Para os coletivos feministas presentes, os novos casos não surpreendem e mostram apenas uma pequena parcela dos abusos e atrocidades contra os direitos humanos que acontecem não só na FMUSP, mas em outros cursos da universidade.

“Entrei na USP em 2011 e venho atuando no movimento desde então. Não há um mês sem que não soubéssemos de um caso de assédio, de violência e perseguição. É comum receber denúncias (...). Se você é uma vítima, você não tem onde se apoiar, não tem um centro de referência. É muito difícil acreditar que os representantes (da universidade) não saibam que isso aconteça. Não dá para aceitar esse tipo de justificativa”, disse a estudante de Ciências Sociais Letícia Pinho, que integra a Frente Feminista da USP.

Quem também não acredita nas alegações da direção da FMUSP é o Coletivo Feminista Geni, que levou um documento à comissão no qual faz uma série de críticas ao trato dado por Auler Junior ao assunto.

“Quando (o diretor) fala à sociedade que o combate à intolerância e à violência é um trabalho conjunto, mais uma vez (são) palavras jogadas ao vento, porque pelos relatos ouvidos até agora, pela história da vítima que falou em primeira pessoa, o professor Auler não pratica integralmente o que diz, algo que os linguistas chamam de falso performativo”, diz o manifesto (ouça a íntegra da leitura abaixo).

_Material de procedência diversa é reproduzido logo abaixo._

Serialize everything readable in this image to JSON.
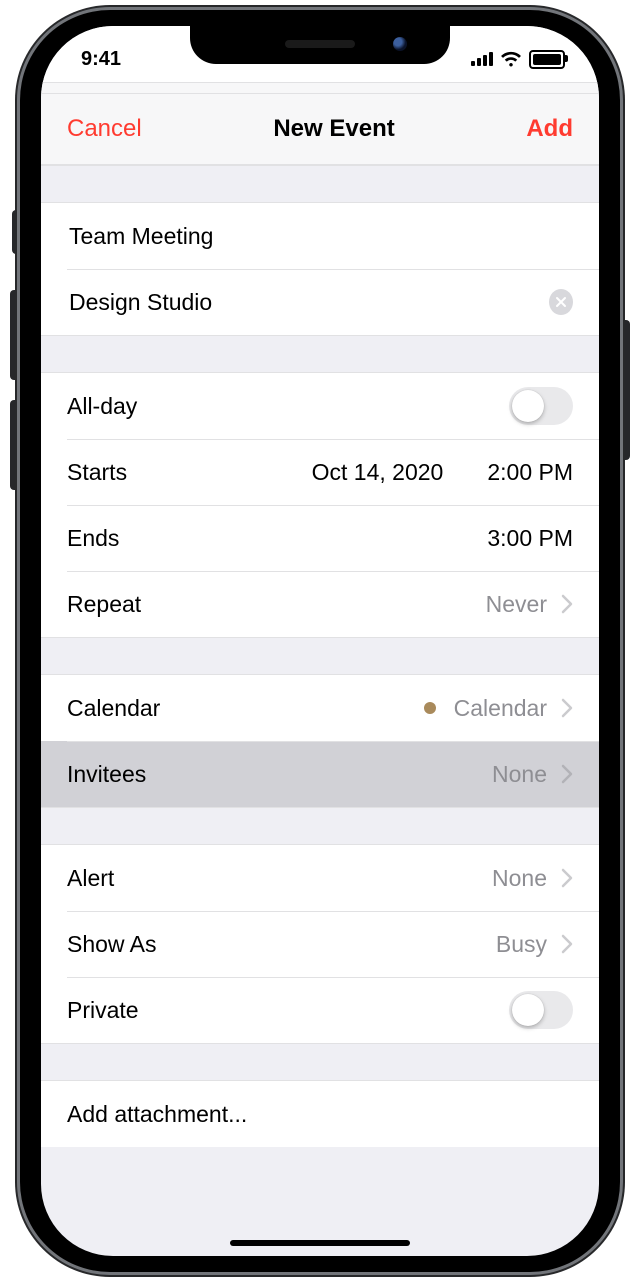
{
  "status": {
    "time": "9:41"
  },
  "nav": {
    "cancel": "Cancel",
    "title": "New Event",
    "add": "Add"
  },
  "event": {
    "title": "Team Meeting",
    "location": "Design Studio",
    "allday_label": "All-day",
    "starts_label": "Starts",
    "starts_date": "Oct 14, 2020",
    "starts_time": "2:00 PM",
    "ends_label": "Ends",
    "ends_time": "3:00 PM",
    "repeat_label": "Repeat",
    "repeat_value": "Never",
    "calendar_label": "Calendar",
    "calendar_value": "Calendar",
    "invitees_label": "Invitees",
    "invitees_value": "None",
    "alert_label": "Alert",
    "alert_value": "None",
    "showas_label": "Show As",
    "showas_value": "Busy",
    "private_label": "Private",
    "attachment_label": "Add attachment..."
  }
}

Representante do DCE da USP na audiência, o estudante de Geografia Gabriel Regensteiner disse que as denúncias na FMUSP fizeram com que a entidade estudantil recebesse “várias denúncias de outros cursos” no que diz respeito a abusos sexuais e racismo. Segundo ele, isso demonstra um “problema estrutural, e que não é exclusividade da FMUSP”. Ele não acredita, porém, que pôr fim às festas na universidade, medida já em vigor, irá resolver o problema. As críticas, porém, estão rendendo 'dor de cabeça' ao próprio DCE, como mostra a postagem a seguir.

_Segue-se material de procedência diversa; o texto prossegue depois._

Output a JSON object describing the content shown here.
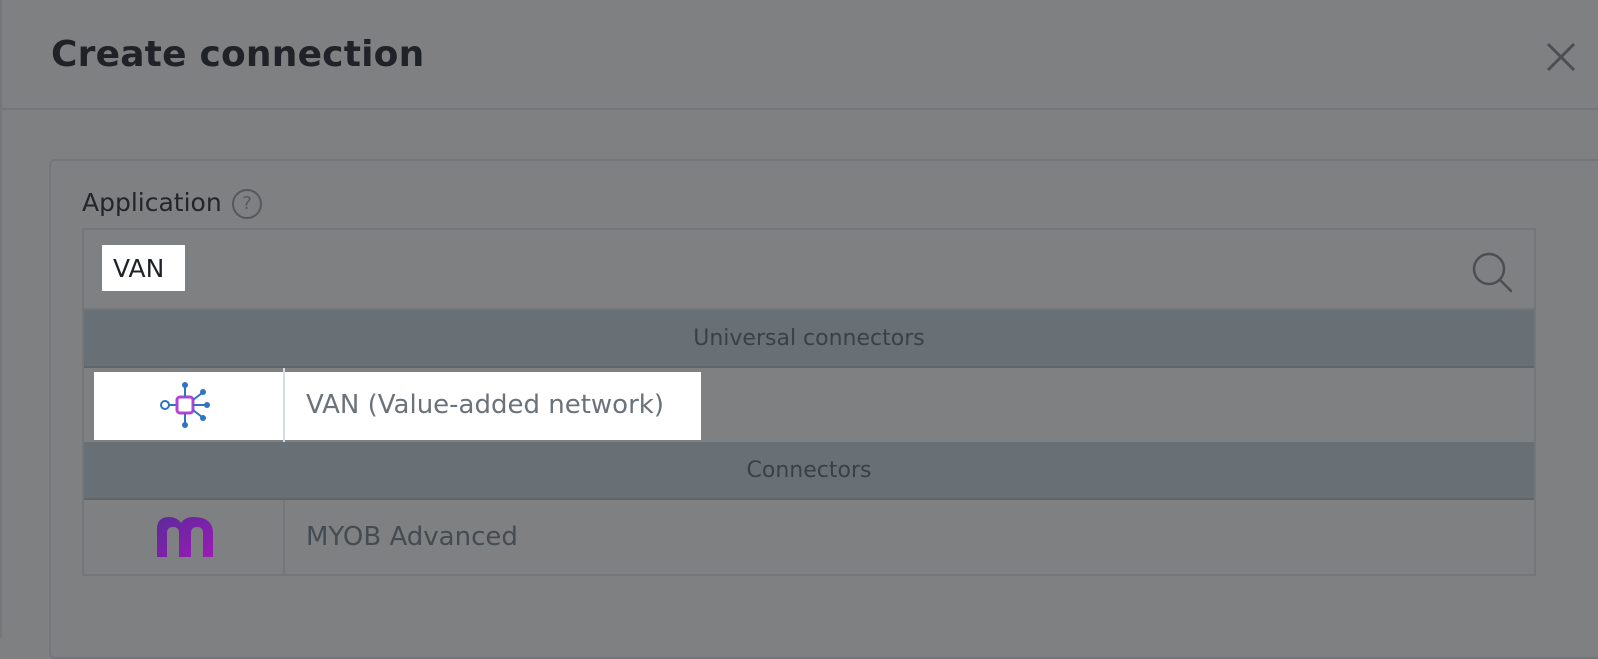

Phillipe Pessoa, integrante da diretoria da Associação de Pós-Graduandos da capital, destacou que abusos atingem também a área de pós-graduação das universidades. Na condição de relações entre aluno e orientador, acaba ocorrendo uma cultura de desrespeitos “às vezes pior” do que na graduação. “Em geral, há uma hierarquia do professor para o pós-graduando e isso leva a inúmeros casos”, concluiu.